A atividade econômica brasileira teve crescimento em fevereiro deste ano, de acordo com dados divulgados nesta quinta-feira (16) pelo Banco Central (BC). O Índice de Atividade Econômica do Banco Central (IBC-Br) subiu 0,6% em fevereiro em relação ao mês anterior, considerando os dados dessazonalizados (ajustados para o período).

As altas foram de 0,2% na agropecuária, 1,2% na indústria e 0,3% em serviços.

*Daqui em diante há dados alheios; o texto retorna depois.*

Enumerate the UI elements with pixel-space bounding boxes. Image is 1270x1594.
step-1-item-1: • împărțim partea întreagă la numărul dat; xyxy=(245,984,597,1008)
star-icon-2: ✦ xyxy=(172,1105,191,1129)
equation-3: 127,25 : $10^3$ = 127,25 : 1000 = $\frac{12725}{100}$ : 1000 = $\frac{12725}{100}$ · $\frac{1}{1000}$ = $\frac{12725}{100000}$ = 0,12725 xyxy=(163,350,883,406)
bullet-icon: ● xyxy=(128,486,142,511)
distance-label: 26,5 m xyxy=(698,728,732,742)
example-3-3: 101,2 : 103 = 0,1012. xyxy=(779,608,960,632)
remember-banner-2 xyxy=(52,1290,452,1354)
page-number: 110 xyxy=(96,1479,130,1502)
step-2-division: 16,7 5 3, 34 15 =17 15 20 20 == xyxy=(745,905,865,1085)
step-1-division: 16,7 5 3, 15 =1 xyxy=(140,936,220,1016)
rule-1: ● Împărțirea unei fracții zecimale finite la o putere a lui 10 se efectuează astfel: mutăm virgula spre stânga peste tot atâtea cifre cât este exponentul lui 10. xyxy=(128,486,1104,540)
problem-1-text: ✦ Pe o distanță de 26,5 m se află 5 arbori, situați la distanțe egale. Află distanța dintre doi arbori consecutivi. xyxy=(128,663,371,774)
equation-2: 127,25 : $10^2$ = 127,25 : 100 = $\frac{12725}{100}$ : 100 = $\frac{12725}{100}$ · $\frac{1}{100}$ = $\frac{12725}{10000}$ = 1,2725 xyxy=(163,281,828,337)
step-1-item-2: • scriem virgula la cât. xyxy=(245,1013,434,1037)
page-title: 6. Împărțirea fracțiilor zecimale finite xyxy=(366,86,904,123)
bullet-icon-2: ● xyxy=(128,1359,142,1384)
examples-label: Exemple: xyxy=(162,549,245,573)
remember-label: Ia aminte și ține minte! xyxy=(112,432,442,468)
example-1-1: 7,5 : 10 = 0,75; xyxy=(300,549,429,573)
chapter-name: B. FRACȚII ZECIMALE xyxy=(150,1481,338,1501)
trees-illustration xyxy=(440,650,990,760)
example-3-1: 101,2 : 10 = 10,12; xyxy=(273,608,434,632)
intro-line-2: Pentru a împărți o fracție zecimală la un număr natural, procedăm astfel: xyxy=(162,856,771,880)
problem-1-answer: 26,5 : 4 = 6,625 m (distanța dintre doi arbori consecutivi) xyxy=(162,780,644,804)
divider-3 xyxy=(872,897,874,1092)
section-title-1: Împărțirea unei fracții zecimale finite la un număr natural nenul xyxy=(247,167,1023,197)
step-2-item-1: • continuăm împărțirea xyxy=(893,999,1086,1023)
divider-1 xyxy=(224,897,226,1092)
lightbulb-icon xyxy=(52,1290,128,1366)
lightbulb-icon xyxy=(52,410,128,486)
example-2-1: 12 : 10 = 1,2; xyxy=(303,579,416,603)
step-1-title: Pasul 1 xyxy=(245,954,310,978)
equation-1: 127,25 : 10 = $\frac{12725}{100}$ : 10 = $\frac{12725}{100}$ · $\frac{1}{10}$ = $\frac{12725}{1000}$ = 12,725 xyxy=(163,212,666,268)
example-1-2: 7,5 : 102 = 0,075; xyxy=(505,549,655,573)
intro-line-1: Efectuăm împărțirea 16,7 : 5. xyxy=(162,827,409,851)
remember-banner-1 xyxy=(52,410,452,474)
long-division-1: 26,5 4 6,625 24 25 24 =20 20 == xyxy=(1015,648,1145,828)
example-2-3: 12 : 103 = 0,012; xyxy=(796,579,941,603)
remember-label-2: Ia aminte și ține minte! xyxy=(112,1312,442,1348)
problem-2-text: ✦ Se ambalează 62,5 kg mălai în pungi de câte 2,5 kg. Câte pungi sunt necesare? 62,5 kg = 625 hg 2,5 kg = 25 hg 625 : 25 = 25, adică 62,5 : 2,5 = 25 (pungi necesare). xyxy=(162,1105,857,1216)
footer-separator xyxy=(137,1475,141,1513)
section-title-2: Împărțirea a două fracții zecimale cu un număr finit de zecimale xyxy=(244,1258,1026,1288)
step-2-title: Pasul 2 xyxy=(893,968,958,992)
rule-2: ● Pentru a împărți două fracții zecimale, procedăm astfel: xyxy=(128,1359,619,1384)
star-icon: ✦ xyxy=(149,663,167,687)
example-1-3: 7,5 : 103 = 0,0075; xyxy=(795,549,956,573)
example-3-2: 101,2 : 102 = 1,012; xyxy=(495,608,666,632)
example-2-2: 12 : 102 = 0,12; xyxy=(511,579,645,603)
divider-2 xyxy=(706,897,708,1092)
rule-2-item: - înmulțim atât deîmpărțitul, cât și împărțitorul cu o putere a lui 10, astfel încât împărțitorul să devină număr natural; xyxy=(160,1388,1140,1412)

Já na comparação com fevereiro de 2025, houve recuo de 0,3%, sem ajuste para o período, já que a comparação é entre meses iguais. Em 12 meses acumulados até fevereiro deste ano, o índice acumula uma alta de 1,9%.
O IBC-Br é uma forma de avaliar a evolução o ritmo da economia do país e incorpora informações sobre o nível de atividade na indústria, comércio e serviços e agropecuária, além do volume de impostos.
O índice ajuda o Comitê de Política Monetária (Copom) do BC a tomar decisões sobre os juros básicos da economia, a Taxa Selic, definida atualmente em 14,75% ao ano. A Selic é o principal instrumento do BC para alcançar a meta de inflação.
Produto Interno Bruto

Divulgado mensalmente, o IBC-Br emprega metodologia diferente da utilizada para medir o Produto Interno Bruto (PIB), que é o indicador oficial da economia brasileira divulgado pelo Instituto Brasileiro de Geografia e Estatística (IBGE). Segundo o BC, o índice “contribui para a elaboração de estratégia da política monetária” do país, mas “não é exatamente uma prévia do PIB.”
O PIB é a soma de todos os bens e serviços finais produzidos por um país. Em 2025, a economia brasileira cresceu 2,3%, com expansão em todos os setores e destaque para a agropecuária, o resultado representa o quinto ano seguido de crescimento.